Critical Factors for Cross-functional Team Success
If you’re about to embark on the journey to working in this way, here’s a few things to think about before you set off:
Leadership:
The team should be led from within and from the front – the team lead being in the trenches with the rest of the team. This requires not just sales skills but a broader understanding of the overall go-to-market process, plus people skills, and the ability to coach. This is not the job for a successful “lone wolf” sales person.
Clear goals:
The team needs to unite around shared, common goals: whether that means sales revenue, customer retention, improvement objectives, or some other targets. Performance against goals and targets needs to be continually communicated as transparently as possible.
Transparency:
No secrets, nothing is hidden, everything is out in the open. A culture of absolute transparency helps create trust which is vital for really good teamwork.
Trust:
Team members should be able to speak freely, earn praise when deserved, and take constructive criticism when required. It needs to be OK to challenge others’ opinions, whatever their role.
No egos:
It’s about the team, not the individuals. Team members should have each other’s backs covered and be supportive of each other. Successes should be celebrated, and lessons should be learned, together as a team.
Communication:
It’s really vital that this is frequent or even continuous – especially so in an environment where all or some team members are working remotely. Daily stand-ups are a simple but great way to bring the team together, to know who is doing what, when and why, and who needs help. Good communication encourages good collaboration, which leads to getting more stuff done, and getting stuff done better.
Commitment and openness:
Team members need to be committed to this new way of working, or at least willing to give it a try. At a minimum they need to have an open mind and a willingness to learn. A lean-startup/experimental mindset is even better.

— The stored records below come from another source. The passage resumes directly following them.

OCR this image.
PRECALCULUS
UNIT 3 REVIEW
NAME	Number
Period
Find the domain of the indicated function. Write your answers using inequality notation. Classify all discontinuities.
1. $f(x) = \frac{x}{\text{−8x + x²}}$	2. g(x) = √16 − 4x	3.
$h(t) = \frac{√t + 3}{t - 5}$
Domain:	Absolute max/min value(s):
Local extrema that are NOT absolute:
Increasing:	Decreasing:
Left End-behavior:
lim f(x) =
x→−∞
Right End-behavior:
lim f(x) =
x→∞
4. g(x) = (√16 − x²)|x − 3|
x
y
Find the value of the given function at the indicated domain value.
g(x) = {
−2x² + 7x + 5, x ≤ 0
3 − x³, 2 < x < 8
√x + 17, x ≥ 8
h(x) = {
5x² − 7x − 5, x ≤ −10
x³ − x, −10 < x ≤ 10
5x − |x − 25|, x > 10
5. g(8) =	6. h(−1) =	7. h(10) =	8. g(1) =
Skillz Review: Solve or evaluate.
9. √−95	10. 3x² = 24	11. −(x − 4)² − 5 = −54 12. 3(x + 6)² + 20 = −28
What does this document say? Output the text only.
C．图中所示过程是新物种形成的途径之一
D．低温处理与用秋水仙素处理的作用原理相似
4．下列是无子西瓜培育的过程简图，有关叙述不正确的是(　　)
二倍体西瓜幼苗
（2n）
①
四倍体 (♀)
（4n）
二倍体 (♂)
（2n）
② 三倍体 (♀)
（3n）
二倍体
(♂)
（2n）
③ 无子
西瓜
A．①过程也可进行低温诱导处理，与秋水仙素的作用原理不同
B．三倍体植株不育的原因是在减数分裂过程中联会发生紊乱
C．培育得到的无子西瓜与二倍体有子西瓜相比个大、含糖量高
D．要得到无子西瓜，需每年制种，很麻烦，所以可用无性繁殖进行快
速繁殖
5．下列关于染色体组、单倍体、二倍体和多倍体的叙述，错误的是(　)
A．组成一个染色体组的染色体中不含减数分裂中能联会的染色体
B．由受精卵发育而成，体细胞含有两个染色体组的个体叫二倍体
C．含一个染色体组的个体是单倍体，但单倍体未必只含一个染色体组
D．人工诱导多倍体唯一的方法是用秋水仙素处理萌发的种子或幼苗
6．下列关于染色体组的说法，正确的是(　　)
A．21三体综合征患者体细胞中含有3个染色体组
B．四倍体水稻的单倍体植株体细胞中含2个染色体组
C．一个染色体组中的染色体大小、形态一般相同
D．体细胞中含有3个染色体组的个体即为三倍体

Guidelines and guardrails:
Despite the team being self-organising, there will always be limits to authority and autonomy, and it’s important to know where those lie, what to do when they are reached or breached, and how to escalate risks, issues and impediments that cannot be handled within the team.
Tools and technology:
Ideally, have the right tools and tech in place to support the way the teams work – not the other way around. Automate where it makes sense to do so, but don’t become slaves to the technology. Ensure that all process and tooling provides value to the team rather than being an overhead.
Leadership buy-in:
No team exists in a vacuum, and clearly senior leadership needs to be on board with the approach and understand how it is different. Teams can help by being transparent and keeping the leadership continually updated with strategy, performance and (the holy grail!) accurate forecasts. The leadership team are your friends – only they can create the right environment in which you can be successful.
In Summary
Traditional sales team structures leave plenty to be desired, and some would argue that an overhaul is long past due. Borrowing ideas from the startup model, and practices from lean and agile movements, suggests there are better ways to organise and operate teams, and achieve higher levels of commitment, collaboration, and continuous improvement, leading to stronger overall performance. Speed, agility and quality can all improve, along with an enhanced customer experience and healthier sales revenues.
Making the change is not always straightforward, and there are many factors to consider if you’re going to get it right, but, in my experience at least, once you’ve tried this, you’re not going to want to go back to the old way.